With their dynamic heroines and action-oriented plots, Sailor Moon is widely credited with reinvigorating the magical girl genre. After its success, many similar magical girl series, including Magic Knight Rayearth, Wedding Peach, Saint Tail, Nurse Angel Ririka SOS, Cyber Team in Akihabara, Corrector Yui, and Pretty Cure, emerged. Sailor Moon has been called "the biggest breakthrough" in English-dubbed anime until 1995, when it premiered on YTV, and "the pinnacle of little kid shōjo anime". Cultural anthropologist Rachel Thorn said that soon after Sailor Moon, shōjo manga started appearing in bookshops instead of fandom-dominated comic shops.

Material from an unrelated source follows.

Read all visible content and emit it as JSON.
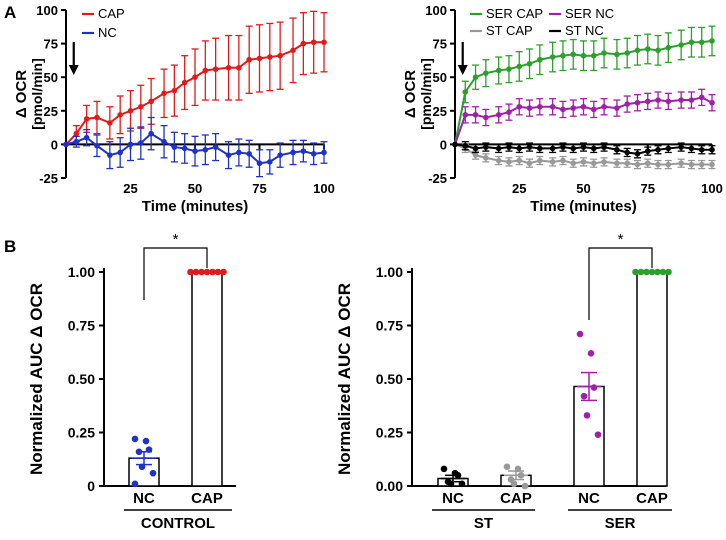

The series is seen as kickstarting a wider movement of girls taking up shōjo manga. Canadian librarian Gilles Poitras defines a generation of anime fans as those who were introduced to anime by Sailor Moon in the 1990s, saying they were both much younger than other fans and were also mostly female.

Historian Fred Patten credits Takeuchi with popularizing the concept of a Super Sentai-like team of magical girls, and Paul Gravett credits the series with revitalizing the magical girl genre itself. A reviewer for THEM Anime Reviews also credited the anime series with changing the genre—its heroine must use her powers to fight evil, not simply have fun as previous magical girls had done. The series has been compared to Mighty Morphin Power Rangers, Buffy the Vampire Slayer, and Sabrina the Teenage Witch. Sailor Moon also influenced the development of Winx Club, W.I.T.C.H., Miraculous: Tales of Ladybug & Cat Noir, LoliRock, Star vs. the Forces of Evil, Robot Chicken, Steven Universe, and Totally Spies!.

Sailor Moon is associated with the feminist and girl power movements and with empowering its female viewers, especially regarding the "credible, charismatic and independent" characterizations of the Sailor Guardians. Sailor Moon is regarded as empowering to women and feminism in concept, particularly through the aggressive nature and strong personalities of the Guardians. It represents a specific type of feminist concept where "traditional feminine ideals [are] incorporated into characters that act in traditionally male capacities". While the Sailor Guardians are strong, independent fighters who thwart evil—which is generally a masculine stereotype—they are also ideally feminized in their Guardian transformation.

The most notable hyper-feminine features of the Sailor Guardians—and most other females in Japanese girls' comics—are the girls' thin bodies, long legs, and, in particular, round, orb-like eyes. Eyes are commonly known as the primal source within characters where emotion is evoked—sensitive characters have larger eyes than more stoic ones. The stereotypical role of women in Japanese culture is to undertake romantic and loving feelings; therefore, the prevalence of hyper-feminine qualities like the openness of the female eye in Japanese girls' comics is clearly exhibited in Sailor Moon. Thus, Sailor Moon emphasizes a type of feminist model by combining traditionally masculine action with traditionally feminine affection through the Sailor Guardians.

== Merchandise ==
Since the early 2000s, Toei Animation has collaborated with various different brands to create merchandise outside of a children's demographic. On February 20, 2020, ColourPop released a Sailor Moon-inspired makeup collection. Celebrating the 25th anniversary of Sailor Moon in the U.S., streetwear brand KITH released clothing such as hoodies and t-shirts with Sailor Moon graphics on them. In honor of Sailor Moons 30th anniversary, brands like Sanrio, Uniqlo, and Maison de FLEUR launched a Sailor Moon collaboration in January 2022.